芸能人の放った何気ない言葉に救われる人もいれば、気に入った歌の歌詞に救いを見出だす人だっている。

ラヴァルさんの場合、それが私の言葉だっただけ。

「ねぇ。お二人さん。二人はまだ復讐をしたいと思ってる?ラヴァルさんは変わったよ。もう力任せにすることはないと思う。」

私はアノーリオンとツニートに尋ねた。

「…家族を無惨に殺されたのに、泣き寝入りしろと?」

アノーリオンの冷たい声が響いた。ツニートは何も言わなかったが、その表情が全てを物語っていた。

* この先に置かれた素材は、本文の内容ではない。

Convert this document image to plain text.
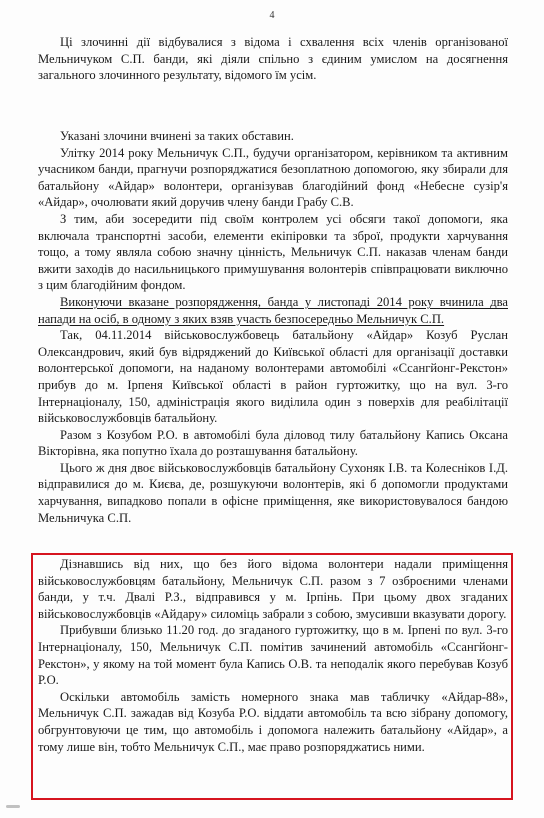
4

Ці злочинні дії відбувалися з відома і схвалення всіх членів організованої Мельничуком С.П. банди, які діяли спільно з єдиним умислом на досягнення загального злочинного результату, відомого їм усім.

Указані злочини вчинені за таких обставин.

Улітку 2014 року Мельничук С.П., будучи організатором, керівником та активним учасником банди, прагнучи розпоряджатися безоплатною допомогою, яку збирали для батальйону «Айдар» волонтери, організував благодійний фонд «Небесне сузір'я «Айдар», очолювати який доручив члену банди Грабу С.В.

З тим, аби зосередити під своїм контролем усі обсяги такої допомоги, яка включала транспортні засоби, елементи екіпіровки та зброї, продукти харчування тощо, а тому являла собою значну цінність, Мельничук С.П. наказав членам банди вжити заходів до насильницького примушування волонтерів співпрацювати виключно з цим благодійним фондом.

Виконуючи вказане розпорядження, банда у листопаді 2014 року вчинила два напади на осіб, в одному з яких взяв участь безпосередньо Мельничук С.П.

Так, 04.11.2014 військовослужбовець батальйону «Айдар» Козуб Руслан Олександрович, який був відряджений до Київської області для організації доставки волонтерської допомоги, на наданому волонтерами автомобілі «Ссангйонг-Рекстон» прибув до м. Ірпеня Київської області в район гуртожитку, що на вул. 3-го Інтернаціоналу, 150, адміністрація якого виділила один з поверхів для реабілітації військовослужбовців батальйону.

Разом з Козубом Р.О. в автомобілі була діловод тилу батальйону Капись Оксана Вікторівна, яка попутно їхала до розташування батальйону.

Цього ж дня двоє військовослужбовців батальйону Сухоняк І.В. та Колесніков І.Д. відправилися до м. Києва, де, розшукуючи волонтерів, які б допомогли продуктами харчування, випадково попали в офісне приміщення, яке використовувалося бандою Мельничука С.П.

Дізнавшись від них, що без його відома волонтери надали приміщення військовослужбовцям батальйону, Мельничук С.П. разом з 7 озброєними членами банди, у т.ч. Двалі Р.З., відправився у м. Ірпінь. При цьому двох згаданих військовослужбовців «Айдару» силоміць забрали з собою, змусивши вказувати дорогу.

Прибувши близько 11.20 год. до згаданого гуртожитку, що в м. Ірпені по вул. 3-го Інтернаціоналу, 150, Мельничук С.П. помітив зачинений автомобіль «Ссангйонг-Рекстон», у якому на той момент була Капись О.В. та неподалік якого перебував Козуб Р.О.

Оскільки автомобіль замість номерного знака мав табличку «Айдар-88», Мельничук С.П. зажадав від Козуба Р.О. віддати автомобіль та всю зібрану допомогу, обгрунтовуючи це тим, що автомобіль і допомога належить батальйону «Айдар», а тому лише він, тобто Мельничук С.П., має право розпоряджатись ними.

「復讐は何も生まないなんて綺麗事を言うつもりはないよ。私だって復讐に手を染めたんだから。何も知らない小娘の戯れ言だと思って聞き流しても良い。ただ、うーん…、うまく言えないんだけど…。

人間の国を飛び出した時、私本当に心の底から死にたかったの。全てがどうでもよくて、自分が異世界で生きていることすら煩わしかった。でも、魔族領で会った人達がたくさん自分に自信を持てって言ってくれて。ドラゴンの里の皆が私の事をまるで自分の娘みたいにただ静かに抱き締めて甘えさせてくれたこと、本当に涙が出るほど嬉しかった。皆がそうやって優しくしてくれたから、私、この世界でもう少し生きてみようって思えたの。

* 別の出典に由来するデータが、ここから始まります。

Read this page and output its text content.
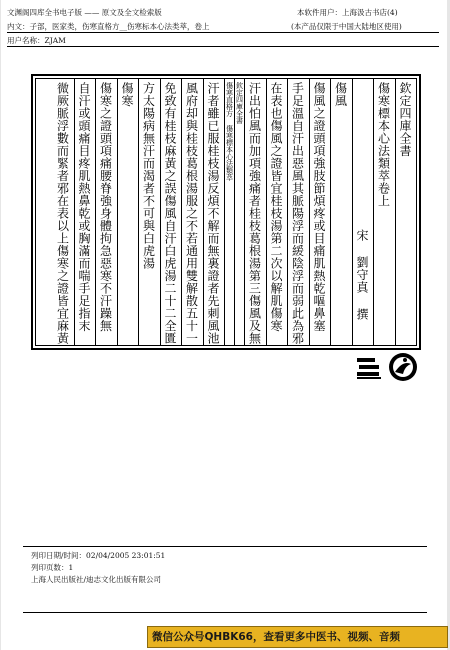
文渊阁四库全书电子版 —— 原文及全文检索版	本软件用户：上海汲古书店(4)
内文：子部，医家类，伤寒直格方__伤寒标本心法类萃，卷上	(本产品仅限于中国大陆地区使用)
用户名称：ZJAM
欽定四庫全書
傷寒標本心法類萃卷上
宋 劉守真 撰
傷風
傷風之證頭項強肢節煩疼或目痛肌熱乾嘔鼻塞
手足溫自汗出惡風其脈陽浮而緩陰浮而弱此為邪
在表也傷風之證皆宜桂枝湯第二次以解肌傷寒
汗出怕風而加項強痛者桂枝葛根湯第三傷風及無
欽定四庫全書
傷寒直格方 傷寒標本心法類萃
汗者雖已服桂枝湯反煩不解而無裏證者先刺風池
風府却與桂枝葛根湯服之不若通用雙解散五十一
免致有桂枝麻黃之誤傷風自汗白虎湯二十二全匱
方太陽病無汗而渴者不可與白虎湯
傷寒
傷寒之證頭項痛腰脊強身體拘急惡寒不汗躁無
自汗或頭痛目疼肌熱鼻乾或胸滿而喘手足指末
微厥脈浮數而緊者邪在表以上傷寒之證皆宜麻黃
列印日期/时间：02/04/2005 23:01:51
列印页数：1
上海人民出版社/迪志文化出版有限公司
微信公众号QHBK66，查看更多中医书、视频、音频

あのね、本当に辛い事が起きた時、余所者に優しくする余裕なんて無いんだよ。余所者の私にあれだけ優しかった皆は…時間は必要かもしれないけど、変わっても良いタイミングなんだと思う…。もう二人に苦しんで欲しくない…。偉そうなこと言ってごめんなさい……。」

段々と自信が無くなって、最後は呟くように言った。

復讐に囚われる二人と私の違いは何か。
それは二人の感情が卑劣な脅迫によって行き先を失い、反撃の機会を得る為に一旦寝かせて熟成させてしまった事だと思う。

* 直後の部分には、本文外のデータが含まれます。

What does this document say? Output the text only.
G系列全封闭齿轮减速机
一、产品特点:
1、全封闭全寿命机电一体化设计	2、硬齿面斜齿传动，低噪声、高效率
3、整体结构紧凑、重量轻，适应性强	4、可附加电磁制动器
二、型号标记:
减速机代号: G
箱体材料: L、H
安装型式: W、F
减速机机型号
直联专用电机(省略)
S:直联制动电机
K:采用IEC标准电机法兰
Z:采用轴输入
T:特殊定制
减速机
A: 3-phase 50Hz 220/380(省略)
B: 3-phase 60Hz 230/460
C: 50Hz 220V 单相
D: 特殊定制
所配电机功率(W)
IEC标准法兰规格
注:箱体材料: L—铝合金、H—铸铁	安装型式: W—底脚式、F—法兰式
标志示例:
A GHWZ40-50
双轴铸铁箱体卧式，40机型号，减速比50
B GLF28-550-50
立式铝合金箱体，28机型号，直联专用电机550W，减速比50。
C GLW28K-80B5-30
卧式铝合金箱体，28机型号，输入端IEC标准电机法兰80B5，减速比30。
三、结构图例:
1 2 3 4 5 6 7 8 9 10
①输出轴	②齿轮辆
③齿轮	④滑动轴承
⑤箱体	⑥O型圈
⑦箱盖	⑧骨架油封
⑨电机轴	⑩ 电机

一度、無理矢理感情を封じ込めたのだ。感情に支配されて理性的な判断が難しくなるのは当然だ。だから私が言った言葉もすぐには受け入れられないだろう。

それでも言いたかった。優しい人達が、過去の悲しみに縛られて生きていく姿を見たくなかった。反撃の狼煙を上げてしまえば、きっと今以上に傷つく人が増えるだろう。皆に、これ以上苦しんで欲しくなかった。

思いを晴らすためじゃなくて、これ以上皆が苦しまない選択をして欲しかった。思いを抱え続けることは本当に苦しいことだと私も知っているから。



二人はそれから何も言わなかったし、私も何も言わなかった。


精力的に活動を始めたラヴァルさんをよそに、私は一人でドラゴンの里に向かった。

ここでどうしてもやりたいことがあったのだ。